Objective To compare the accuracy of multiple large language models (LLM) and manual judgment in predicting infectious disease trends.
Methods Using monthly report data of 17 infectious diseases in Guangzhou from January to December 2024, we used five LLM and expert judgments from public health physicians for prediction and compared the predicted results with actual trends.

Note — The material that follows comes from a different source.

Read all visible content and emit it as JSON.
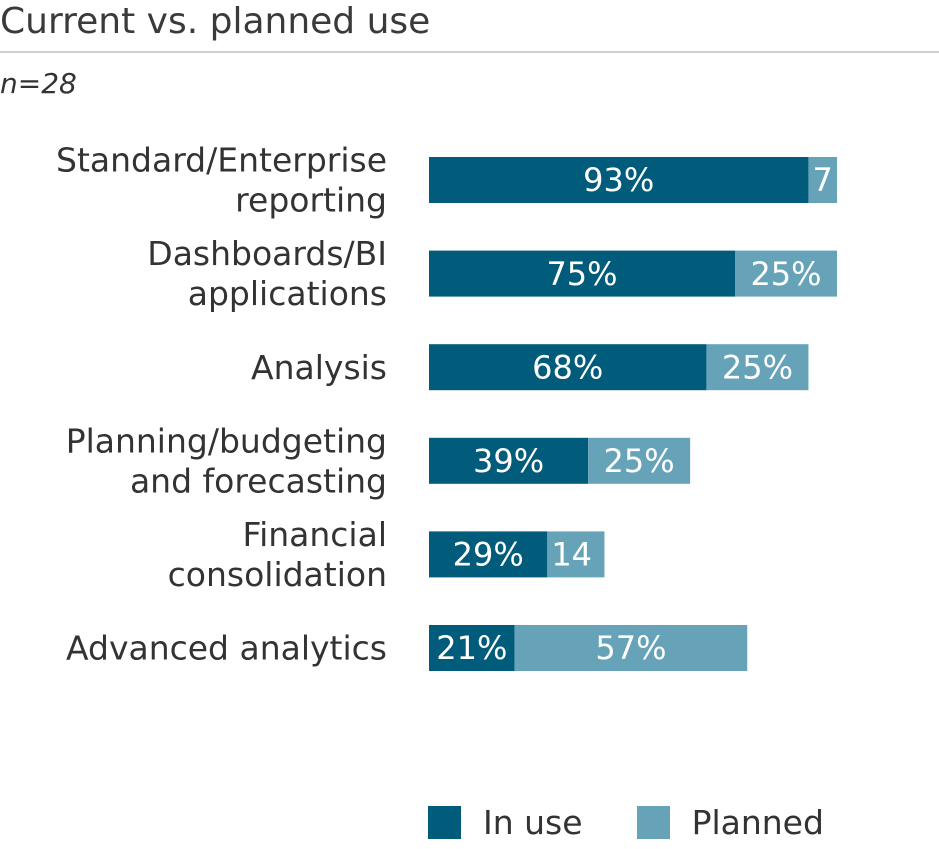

Results A total of 99 predictions were conducted for 17 infectious diseases. The accuracy rate of prediction by public health physicians was 84.85%, and that of the AI-integrated prediction was 73.74%. The prediction accuracy of AI products followed the trend of Kimi (70.71%), Doubao (68.69%), Lingxi (68.69%, parallel), ERNIE Bot (65.66%), and Deep Seek (63.64%). On the basis of 99 referred data items related to dengue fever, norovirus infection, hand-foot-mouth disease, pertussis, and influenza, in the identification of epidemic inflection points, public health physicians showed the accuracy of 50.0%, followed by Kimi (30.0%), AI integration (20.0%), and Doubao (20.0%, parallel); public health physicians showed the F1 score of 0.56, followed by Kimi (0.40), Doubao (0.38), and AI integration (0.27).
Conclusions Currently, public health physicians have higher accuracy in predicting infectious disease trends than AI, especially in identifying the impacts of complex social factors.